The paper also investigates into the memory footprint of cold and warm start instances. Surprisingly, results show that cold start instances exhibit lower memory consumption, while warm instances use larger amount of memory. The paper concludes that this phenomenon is caused by pages that are only used during the OS and the runtime initialization, which is no longer accessed during execution. The on-demand lazy paging strategy in cold start instances excludes these pages from the in-memory working set, since they are never accessed during execution. The paper claims that while this observation partially justifies using snapshots for fast cold starts, as it lowers run time memory consumption, this technique alone is not sufficient to enable full caching of warm instances in the main memory. The memory consumption of co-locating these instance would still be unrealistic, due to the opportunistic cost of wasting resources on idle function instances.

The last performance study looks into the consistency of the working sets between function invocations in terms of accessed pages. The paper observes that most function instances access a rather stable set of pages across different invocations. Two factors contribute to this important observation. First, functions of the same type use the same libraries, share the same code, and most likely, due to the nature of being stateless, run similar logics on different inputs. Second, since function instances are booted from the same snapshot, they have identical initial states to begin with, which will lead to identical allocation decisions even for dynamically allocated memory.

The paper hence proposes REAP as a software component to prefetch the pages in the observed working set to get rid of the page fault handling and disk random access overhead in snapshot-based cold starts. Serverless functions can benefit from REAP from two aspects. First, REAP eagerly installs all pages that are in the working set during the initialization stage, avoiding page fault handling on these pages during execution. The eager scheme will not incur extra latency, since page faults are also on the critical path in the lazy scheme. Second, REAP stores the working set data in a separate file object continuously, and bulk loads the entire file into the main memory. This requires only one high-level I/O and mostly sequential disk access, which leads to higher disk throughput.

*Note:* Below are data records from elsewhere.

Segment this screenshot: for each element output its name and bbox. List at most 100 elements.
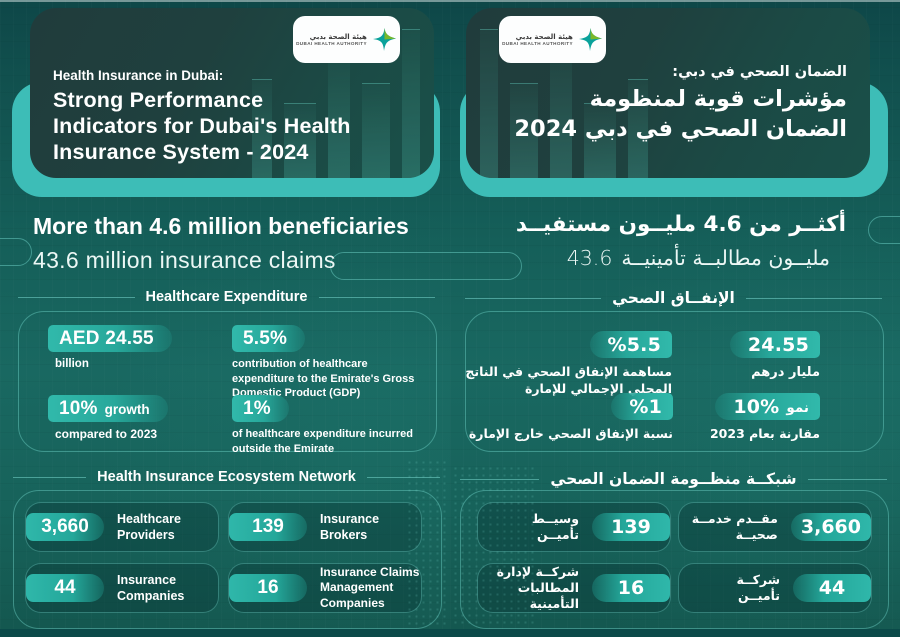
outline-decoration <box>868 216 900 244</box>
stat-pill: 1% <box>232 395 289 422</box>
network-card-claims-management: 16 Insurance Claims Management Companies <box>228 563 422 613</box>
bottom-strip <box>0 629 900 637</box>
divider-line <box>318 296 436 298</box>
network-value-pill: 3,660 <box>790 513 871 541</box>
stat-outside-emirate: %1 نسبة الإنفاق الصحي خارج الإمارة <box>469 393 673 443</box>
dha-star-icon <box>578 28 602 51</box>
section-title: الإنفــاق الصحي <box>612 289 735 307</box>
network-outline <box>13 490 442 629</box>
network-card-providers: 3,660 Healthcare Providers <box>25 502 219 552</box>
stat-caption: مليار درهم <box>751 365 820 380</box>
network-card-providers: 3,660 مقــدم خدمــة صحيــة <box>678 502 872 552</box>
network-outline <box>460 490 889 629</box>
section-title: Healthcare Expenditure <box>145 289 308 305</box>
network-label: Insurance Brokers <box>320 511 380 542</box>
stat-value: 10% <box>733 395 780 418</box>
panel-arabic: الضمان الصحي في دبي: مؤشرات قوية لمنظومة… <box>450 0 900 637</box>
stat-caption: of healthcare expenditure incurred outsi… <box>232 428 413 455</box>
outline-decoration <box>450 252 522 280</box>
header-title: Strong Performance Indicators for Dubai'… <box>53 88 351 164</box>
headline: أكثــر من 4.6 مليــون مستفيــد <box>515 212 846 237</box>
outline-decoration <box>0 238 32 266</box>
divider-line <box>745 297 882 299</box>
header-kicker: الضمان الصحي في دبي: <box>672 64 847 80</box>
stat-caption: مقارنة بعام 2023 <box>709 426 820 441</box>
stat-pill: 24.55 <box>729 331 820 358</box>
subheadline-text: مليــون مطالبــة تأمينيــة <box>621 246 830 270</box>
dha-logo-english-name: DUBAI HEALTH AUTHORITY <box>296 40 367 46</box>
stat-value: 10% <box>59 397 98 419</box>
header-card: الضمان الصحي في دبي: مؤشرات قوية لمنظومة… <box>466 8 870 178</box>
header-card: Health Insurance in Dubai: Strong Perfor… <box>30 8 434 178</box>
stat-suffix: growth <box>104 402 150 417</box>
network-label: Healthcare Providers <box>117 511 181 542</box>
section-header-expenditure: Healthcare Expenditure <box>18 289 436 305</box>
header-kicker: Health Insurance in Dubai: <box>53 68 224 83</box>
stat-caption: contribution of healthcare expenditure t… <box>232 358 415 400</box>
panel-english: Health Insurance in Dubai: Strong Perfor… <box>0 0 450 637</box>
stat-pill: %5.5 <box>589 331 672 358</box>
stat-caption: مساهمة الإنفاق الصحي في الناتج المحلي ال… <box>465 364 672 396</box>
stat-value: 24.55 <box>747 333 809 356</box>
network-label: Insurance Claims Management Companies <box>320 564 420 610</box>
expenditure-outline <box>18 311 437 452</box>
stat-aed-billion: AED 24.55 billion <box>48 325 172 372</box>
stat-gdp-contribution: %5.5 مساهمة الإنفاق الصحي في الناتج المح… <box>465 331 672 398</box>
network-label: وسيــط تأميــن <box>531 510 579 542</box>
divider-line <box>460 478 540 480</box>
section-title: شبكــة منظــومة الضمان الصحي <box>550 470 797 488</box>
headline: More than 4.6 million beneficiaries <box>33 213 409 239</box>
stat-value: %1 <box>629 395 662 418</box>
network-value-pill: 139 <box>592 513 670 541</box>
network-card-companies: 44 Insurance Companies <box>25 563 219 613</box>
network-label: شركــة لإدارة المطالبات التأمينية <box>496 563 579 612</box>
stat-growth: 10% growth compared to 2023 <box>48 395 168 443</box>
network-value-pill: 139 <box>229 513 307 541</box>
network-value-pill: 3,660 <box>26 513 104 541</box>
stat-pill: 10% نمو <box>715 393 820 420</box>
stat-aed-billion: 24.55 مليار درهم <box>729 331 820 382</box>
outline-decoration <box>330 252 450 280</box>
divider-line <box>13 476 87 478</box>
stat-caption: compared to 2023 <box>55 427 158 441</box>
stat-value: AED 24.55 <box>59 327 154 349</box>
dha-logo: هيئة الصحة بدبي DUBAI HEALTH AUTHORITY <box>293 16 400 63</box>
header-title: مؤشرات قوية لمنظومة الضمان الصحي في دبي … <box>514 86 847 143</box>
network-card-companies: 44 شركــة تأميــن <box>678 563 872 613</box>
stat-value: 1% <box>243 397 271 419</box>
network-value-pill: 44 <box>793 574 871 602</box>
stat-caption: نسبة الإنفاق الصحي خارج الإمارة <box>468 426 673 441</box>
network-label: Insurance Companies <box>117 572 185 603</box>
network-card-brokers: 139 وسيــط تأميــن <box>477 502 671 552</box>
network-card-brokers: 139 Insurance Brokers <box>228 502 422 552</box>
section-header-network: Health Insurance Ecosystem Network <box>13 469 440 485</box>
expenditure-outline <box>465 311 884 452</box>
divider-line <box>807 478 887 480</box>
network-value-pill: 16 <box>229 574 307 602</box>
divider-line <box>366 476 440 478</box>
network-value-pill: 44 <box>26 574 104 602</box>
stat-value: %5.5 <box>607 333 661 356</box>
section-header-network: شبكــة منظــومة الضمان الصحي <box>460 470 887 488</box>
divider-line <box>18 296 135 298</box>
stat-gdp-contribution: 5.5% contribution of healthcare expendit… <box>232 325 414 401</box>
dha-logo-arabic-name: هيئة الصحة بدبي <box>515 32 573 41</box>
subheadline-number: 43.6 <box>566 246 613 270</box>
stat-pill: 10% growth <box>48 395 168 422</box>
dha-logo: هيئة الصحة بدبي DUBAI HEALTH AUTHORITY <box>499 16 606 63</box>
subheadline: 43.6 مليــون مطالبــة تأمينيــة <box>567 246 830 270</box>
network-label: مقــدم خدمــة صحيــة <box>691 510 778 542</box>
dha-logo-english-name: DUBAI HEALTH AUTHORITY <box>502 40 573 46</box>
network-value-pill: 16 <box>592 574 670 602</box>
section-header-expenditure: الإنفــاق الصحي <box>464 289 882 307</box>
dha-star-icon <box>372 28 396 51</box>
stat-pill: %1 <box>611 393 673 420</box>
section-title: Health Insurance Ecosystem Network <box>97 469 356 485</box>
stat-pill: AED 24.55 <box>48 325 172 352</box>
subheadline: 43.6 million insurance claims <box>33 247 336 273</box>
stat-caption: billion <box>55 358 89 370</box>
network-label: شركــة تأميــن <box>736 571 780 603</box>
stat-value: 5.5% <box>243 327 288 349</box>
dha-logo-arabic-name: هيئة الصحة بدبي <box>309 32 367 41</box>
network-card-claims-management: 16 شركــة لإدارة المطالبات التأمينية <box>477 563 671 613</box>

REAP is implemented as a standalone, user-space module, and runs as a thread within the VM instance’s address space. REAP redirects process-level page fault call back to its own handler running in the user space, such that it could both track and record page fault, and satisfy a page fault with pages allocated by itself. REAP optimizes cold start in two phases. In the first record phase, REAP tracks a cold start instance’s memory access, and records the guest virtual and physical address of the access. It also dumps the guest physical page into a working set (WS) file for later use. After execution completes, the set of virtual addresses being accessed, as well as the guest address mapping, is also saved. In the second stage, when an instance of the same type is started, REAP first loads the working set file into the main memory (on the first page fault, which is triggered artificially by Firecracker), and uses the guest address mapping to update the host page table. This process recovers the virtual and physical address layout for pages in the working set file. Additionally page faults may also occur during execution, which are handled in the same manner as before.